Subuh pagi hari ini saya tinggalkan rumah ini tiada pamit, sesudah kusiapkan sarapan serta sepucuk surat di meja makan yang dalamnya jika saya pergi sebab terasa bersalah pada keluarga Bapak Umar.
Hampir satu tahun sesudah kepergianku dari keluarga Bapak umar, Saya sekarang sudah nikmati kehidupanku sendiri yang tidak semestinya saya lakoni, akan tetapi saya bahagia. Sampai dalam satu pagi saya membaca surat pembaca di tabloid populer. Surat itu dalamnya jika seseorang pemuda Anto mencari serta menginginkan isterinya yang bernama Sarni untuk selekasnya pulang. Pemuda itu terlihat sekali mengharap dapat berjumpa kembali dengan si calon isterinya sebab ia demikian mencintainya.

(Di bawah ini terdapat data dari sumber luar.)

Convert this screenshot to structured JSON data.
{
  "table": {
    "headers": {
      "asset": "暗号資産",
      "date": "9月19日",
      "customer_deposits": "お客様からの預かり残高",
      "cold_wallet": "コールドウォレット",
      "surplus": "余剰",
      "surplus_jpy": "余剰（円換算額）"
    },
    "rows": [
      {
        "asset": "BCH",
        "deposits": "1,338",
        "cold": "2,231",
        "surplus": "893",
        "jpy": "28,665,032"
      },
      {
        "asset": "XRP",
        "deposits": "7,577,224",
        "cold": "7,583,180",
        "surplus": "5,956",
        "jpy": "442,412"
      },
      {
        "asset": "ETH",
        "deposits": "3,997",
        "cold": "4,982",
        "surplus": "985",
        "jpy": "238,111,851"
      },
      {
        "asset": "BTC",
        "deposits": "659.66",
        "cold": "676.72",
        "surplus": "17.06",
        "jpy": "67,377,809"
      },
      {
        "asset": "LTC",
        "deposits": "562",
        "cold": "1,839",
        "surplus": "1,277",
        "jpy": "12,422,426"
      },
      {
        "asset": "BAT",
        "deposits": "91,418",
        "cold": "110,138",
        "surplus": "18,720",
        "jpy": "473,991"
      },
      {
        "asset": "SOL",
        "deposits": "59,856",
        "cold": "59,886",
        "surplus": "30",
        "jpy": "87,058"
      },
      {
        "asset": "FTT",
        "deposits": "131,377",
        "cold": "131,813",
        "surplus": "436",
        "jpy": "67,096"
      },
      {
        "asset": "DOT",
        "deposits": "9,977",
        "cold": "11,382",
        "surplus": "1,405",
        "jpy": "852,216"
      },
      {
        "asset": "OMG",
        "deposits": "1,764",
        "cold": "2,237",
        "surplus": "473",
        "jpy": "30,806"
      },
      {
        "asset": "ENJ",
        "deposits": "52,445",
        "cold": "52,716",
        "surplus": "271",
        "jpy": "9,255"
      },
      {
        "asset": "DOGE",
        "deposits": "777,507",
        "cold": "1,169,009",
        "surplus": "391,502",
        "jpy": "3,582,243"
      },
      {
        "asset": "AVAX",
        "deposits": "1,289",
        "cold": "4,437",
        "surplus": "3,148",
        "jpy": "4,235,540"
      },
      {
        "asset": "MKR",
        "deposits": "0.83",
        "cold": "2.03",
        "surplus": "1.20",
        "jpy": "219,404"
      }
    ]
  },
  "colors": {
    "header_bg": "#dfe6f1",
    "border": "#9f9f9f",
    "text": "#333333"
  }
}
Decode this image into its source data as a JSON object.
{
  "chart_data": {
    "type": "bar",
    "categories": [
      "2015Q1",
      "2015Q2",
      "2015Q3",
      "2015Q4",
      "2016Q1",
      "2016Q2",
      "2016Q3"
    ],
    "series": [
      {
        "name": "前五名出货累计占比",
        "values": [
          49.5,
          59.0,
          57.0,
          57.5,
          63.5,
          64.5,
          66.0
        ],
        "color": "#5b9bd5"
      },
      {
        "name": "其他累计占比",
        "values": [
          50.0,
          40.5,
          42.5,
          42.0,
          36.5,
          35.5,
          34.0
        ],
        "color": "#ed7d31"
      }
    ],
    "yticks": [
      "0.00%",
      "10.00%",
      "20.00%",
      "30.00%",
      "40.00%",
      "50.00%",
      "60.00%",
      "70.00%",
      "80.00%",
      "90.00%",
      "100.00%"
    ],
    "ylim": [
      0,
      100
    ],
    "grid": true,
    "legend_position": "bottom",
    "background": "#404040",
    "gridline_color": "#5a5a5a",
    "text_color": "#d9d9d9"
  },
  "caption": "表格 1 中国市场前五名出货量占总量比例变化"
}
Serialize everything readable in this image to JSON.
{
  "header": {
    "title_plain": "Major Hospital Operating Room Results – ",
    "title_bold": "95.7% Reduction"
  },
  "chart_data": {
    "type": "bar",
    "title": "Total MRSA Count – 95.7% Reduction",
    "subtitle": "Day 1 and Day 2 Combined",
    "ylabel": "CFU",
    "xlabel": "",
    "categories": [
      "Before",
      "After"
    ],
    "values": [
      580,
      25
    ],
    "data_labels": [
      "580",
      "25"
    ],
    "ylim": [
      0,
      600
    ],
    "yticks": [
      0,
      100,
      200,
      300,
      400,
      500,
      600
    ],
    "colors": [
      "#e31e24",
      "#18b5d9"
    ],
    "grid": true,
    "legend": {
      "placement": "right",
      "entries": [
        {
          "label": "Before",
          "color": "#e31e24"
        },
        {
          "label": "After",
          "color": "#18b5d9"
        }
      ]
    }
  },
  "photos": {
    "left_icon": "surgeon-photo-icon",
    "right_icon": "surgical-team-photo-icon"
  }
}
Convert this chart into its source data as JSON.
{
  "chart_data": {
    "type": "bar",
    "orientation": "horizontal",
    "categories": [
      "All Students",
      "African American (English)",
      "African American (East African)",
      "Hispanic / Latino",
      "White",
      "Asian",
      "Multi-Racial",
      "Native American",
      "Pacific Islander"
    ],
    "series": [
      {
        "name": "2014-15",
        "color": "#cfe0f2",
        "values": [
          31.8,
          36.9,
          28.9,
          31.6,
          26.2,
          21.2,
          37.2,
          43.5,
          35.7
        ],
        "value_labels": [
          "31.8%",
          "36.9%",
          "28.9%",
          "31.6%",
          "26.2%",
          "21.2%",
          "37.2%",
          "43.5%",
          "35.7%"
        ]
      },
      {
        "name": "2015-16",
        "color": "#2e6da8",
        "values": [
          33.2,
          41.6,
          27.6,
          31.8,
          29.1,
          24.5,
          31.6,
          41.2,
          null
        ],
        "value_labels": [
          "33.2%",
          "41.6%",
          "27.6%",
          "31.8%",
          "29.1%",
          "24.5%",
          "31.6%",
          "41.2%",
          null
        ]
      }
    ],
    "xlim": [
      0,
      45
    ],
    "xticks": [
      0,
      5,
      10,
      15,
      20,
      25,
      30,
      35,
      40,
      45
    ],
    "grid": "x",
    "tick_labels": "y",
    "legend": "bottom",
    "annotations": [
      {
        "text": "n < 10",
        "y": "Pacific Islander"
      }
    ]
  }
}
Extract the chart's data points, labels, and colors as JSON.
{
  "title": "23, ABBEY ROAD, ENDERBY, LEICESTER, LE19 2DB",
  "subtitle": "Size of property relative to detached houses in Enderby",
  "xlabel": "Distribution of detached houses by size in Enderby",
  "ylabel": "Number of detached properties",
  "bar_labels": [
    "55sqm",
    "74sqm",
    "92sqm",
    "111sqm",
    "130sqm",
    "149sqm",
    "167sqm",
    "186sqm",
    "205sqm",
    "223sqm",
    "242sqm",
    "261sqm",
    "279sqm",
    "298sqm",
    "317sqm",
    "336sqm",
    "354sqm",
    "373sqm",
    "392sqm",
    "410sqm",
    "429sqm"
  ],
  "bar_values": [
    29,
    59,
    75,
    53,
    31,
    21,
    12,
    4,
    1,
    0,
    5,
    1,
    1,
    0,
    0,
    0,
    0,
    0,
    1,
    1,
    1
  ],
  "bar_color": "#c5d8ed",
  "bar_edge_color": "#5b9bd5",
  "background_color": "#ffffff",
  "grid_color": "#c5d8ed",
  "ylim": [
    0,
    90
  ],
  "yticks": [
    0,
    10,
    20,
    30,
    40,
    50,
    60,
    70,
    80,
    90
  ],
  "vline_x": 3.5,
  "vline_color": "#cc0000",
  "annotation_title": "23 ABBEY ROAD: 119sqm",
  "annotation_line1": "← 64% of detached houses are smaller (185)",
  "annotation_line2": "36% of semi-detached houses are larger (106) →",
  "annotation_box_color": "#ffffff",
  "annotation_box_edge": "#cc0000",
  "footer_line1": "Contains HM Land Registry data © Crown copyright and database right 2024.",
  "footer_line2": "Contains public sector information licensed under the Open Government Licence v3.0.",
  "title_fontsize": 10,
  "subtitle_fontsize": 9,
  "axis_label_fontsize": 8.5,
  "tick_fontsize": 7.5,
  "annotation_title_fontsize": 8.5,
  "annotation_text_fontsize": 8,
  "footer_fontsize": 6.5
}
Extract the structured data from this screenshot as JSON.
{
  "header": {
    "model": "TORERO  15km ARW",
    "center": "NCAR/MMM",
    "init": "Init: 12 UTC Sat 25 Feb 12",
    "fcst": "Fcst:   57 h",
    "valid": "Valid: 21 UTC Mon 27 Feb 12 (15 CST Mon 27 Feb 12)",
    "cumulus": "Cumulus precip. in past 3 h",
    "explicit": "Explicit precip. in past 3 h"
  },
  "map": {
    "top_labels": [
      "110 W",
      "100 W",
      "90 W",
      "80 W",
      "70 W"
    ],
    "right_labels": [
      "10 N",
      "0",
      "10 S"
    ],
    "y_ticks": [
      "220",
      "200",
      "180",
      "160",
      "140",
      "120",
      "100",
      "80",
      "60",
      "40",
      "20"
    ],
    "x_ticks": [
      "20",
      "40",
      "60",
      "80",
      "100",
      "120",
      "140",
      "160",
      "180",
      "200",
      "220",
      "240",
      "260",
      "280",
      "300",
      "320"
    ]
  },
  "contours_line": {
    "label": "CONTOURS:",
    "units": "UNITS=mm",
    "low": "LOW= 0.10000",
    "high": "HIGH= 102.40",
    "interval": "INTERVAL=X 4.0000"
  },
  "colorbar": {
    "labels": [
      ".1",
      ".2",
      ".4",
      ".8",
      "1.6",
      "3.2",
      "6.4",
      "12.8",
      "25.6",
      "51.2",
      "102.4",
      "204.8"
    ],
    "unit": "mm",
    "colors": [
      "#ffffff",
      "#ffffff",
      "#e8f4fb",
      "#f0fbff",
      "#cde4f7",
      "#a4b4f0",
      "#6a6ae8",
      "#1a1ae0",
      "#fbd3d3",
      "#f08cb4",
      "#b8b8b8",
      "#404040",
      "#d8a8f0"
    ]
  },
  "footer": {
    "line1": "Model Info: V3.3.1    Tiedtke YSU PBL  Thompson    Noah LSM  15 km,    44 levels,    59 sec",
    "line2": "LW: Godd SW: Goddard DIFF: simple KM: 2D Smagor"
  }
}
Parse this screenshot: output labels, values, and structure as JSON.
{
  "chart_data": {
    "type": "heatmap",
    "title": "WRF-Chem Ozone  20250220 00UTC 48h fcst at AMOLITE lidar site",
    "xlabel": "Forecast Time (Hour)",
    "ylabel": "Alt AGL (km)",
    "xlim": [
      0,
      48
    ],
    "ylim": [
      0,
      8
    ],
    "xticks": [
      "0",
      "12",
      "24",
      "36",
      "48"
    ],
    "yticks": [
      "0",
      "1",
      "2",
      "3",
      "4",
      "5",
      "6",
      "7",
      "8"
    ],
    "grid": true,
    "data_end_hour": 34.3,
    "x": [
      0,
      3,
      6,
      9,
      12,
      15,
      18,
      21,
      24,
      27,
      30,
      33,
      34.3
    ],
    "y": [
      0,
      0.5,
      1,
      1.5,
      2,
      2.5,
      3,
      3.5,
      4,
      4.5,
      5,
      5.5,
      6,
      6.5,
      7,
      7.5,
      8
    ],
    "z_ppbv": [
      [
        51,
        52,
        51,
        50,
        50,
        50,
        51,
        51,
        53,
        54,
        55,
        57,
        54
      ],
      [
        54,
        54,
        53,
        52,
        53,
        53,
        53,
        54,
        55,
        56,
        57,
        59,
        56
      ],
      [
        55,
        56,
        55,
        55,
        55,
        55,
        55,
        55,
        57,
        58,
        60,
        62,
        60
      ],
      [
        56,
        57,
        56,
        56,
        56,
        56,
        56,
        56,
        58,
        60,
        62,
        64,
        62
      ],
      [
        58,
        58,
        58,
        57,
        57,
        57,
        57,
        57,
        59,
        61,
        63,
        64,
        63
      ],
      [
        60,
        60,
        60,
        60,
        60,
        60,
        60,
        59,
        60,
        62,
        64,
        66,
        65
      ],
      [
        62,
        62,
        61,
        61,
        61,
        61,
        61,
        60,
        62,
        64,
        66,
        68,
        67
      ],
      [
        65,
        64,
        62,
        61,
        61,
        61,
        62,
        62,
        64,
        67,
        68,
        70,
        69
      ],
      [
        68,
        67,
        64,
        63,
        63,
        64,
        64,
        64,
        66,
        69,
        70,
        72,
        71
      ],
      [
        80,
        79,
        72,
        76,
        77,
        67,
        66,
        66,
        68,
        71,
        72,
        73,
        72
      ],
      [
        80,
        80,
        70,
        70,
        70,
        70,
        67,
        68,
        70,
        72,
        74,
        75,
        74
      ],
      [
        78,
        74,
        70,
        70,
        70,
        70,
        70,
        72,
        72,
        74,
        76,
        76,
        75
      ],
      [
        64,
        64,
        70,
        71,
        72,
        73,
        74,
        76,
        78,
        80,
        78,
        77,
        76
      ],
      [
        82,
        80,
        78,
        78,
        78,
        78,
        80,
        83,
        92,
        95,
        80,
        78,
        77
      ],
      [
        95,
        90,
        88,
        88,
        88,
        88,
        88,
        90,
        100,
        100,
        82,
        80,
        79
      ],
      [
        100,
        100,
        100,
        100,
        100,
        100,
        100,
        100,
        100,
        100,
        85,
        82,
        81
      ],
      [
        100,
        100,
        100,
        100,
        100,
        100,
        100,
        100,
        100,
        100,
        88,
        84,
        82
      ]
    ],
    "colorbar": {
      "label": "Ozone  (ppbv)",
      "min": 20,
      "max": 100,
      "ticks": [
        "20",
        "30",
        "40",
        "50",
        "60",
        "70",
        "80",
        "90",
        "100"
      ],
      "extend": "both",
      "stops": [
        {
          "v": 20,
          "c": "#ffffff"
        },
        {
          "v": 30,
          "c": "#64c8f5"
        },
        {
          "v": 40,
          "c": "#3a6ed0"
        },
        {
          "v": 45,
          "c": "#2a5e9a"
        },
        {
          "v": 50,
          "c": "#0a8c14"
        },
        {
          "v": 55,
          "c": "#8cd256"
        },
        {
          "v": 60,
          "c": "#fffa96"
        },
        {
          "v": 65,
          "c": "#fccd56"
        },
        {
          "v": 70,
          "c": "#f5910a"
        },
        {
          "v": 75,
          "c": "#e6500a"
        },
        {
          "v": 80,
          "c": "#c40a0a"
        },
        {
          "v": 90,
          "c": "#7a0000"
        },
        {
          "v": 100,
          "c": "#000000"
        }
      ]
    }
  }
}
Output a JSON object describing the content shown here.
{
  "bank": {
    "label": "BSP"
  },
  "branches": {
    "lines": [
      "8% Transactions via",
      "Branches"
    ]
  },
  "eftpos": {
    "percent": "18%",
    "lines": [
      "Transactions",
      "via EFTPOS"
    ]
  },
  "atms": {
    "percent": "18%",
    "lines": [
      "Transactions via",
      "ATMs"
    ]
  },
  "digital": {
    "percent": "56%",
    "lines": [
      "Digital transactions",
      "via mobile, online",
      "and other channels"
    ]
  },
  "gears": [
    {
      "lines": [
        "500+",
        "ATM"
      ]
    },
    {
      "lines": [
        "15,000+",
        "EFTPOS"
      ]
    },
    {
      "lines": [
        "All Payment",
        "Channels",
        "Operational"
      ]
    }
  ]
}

Saya tahu serta memahami benar siapa calon isterinya. Akan tetapi saya telah tidak mau kembali serta juga saya tidak patut untuk ada di dalam rumah itu kembali, rumah rumah pemuda bernama Anto itu. Saya telah terbenam dalam kubangan ini. Misal saja Mas Anto senang pergi ke lokalisasi, pasti ia tak perlu mesti menulis surat pembaca itu. Mas Anto juga bakal temukan calon istrinya yang begitu dicintainya. Supaya Mas Anto juga memahami jika sampai sekarang saya masih tetap merindukan kehangatan cintanya. Cinta yang pertama serta paling akhir bagiku.
No comments:
Post a Comment
Note: Only a member of this blog may post a comment.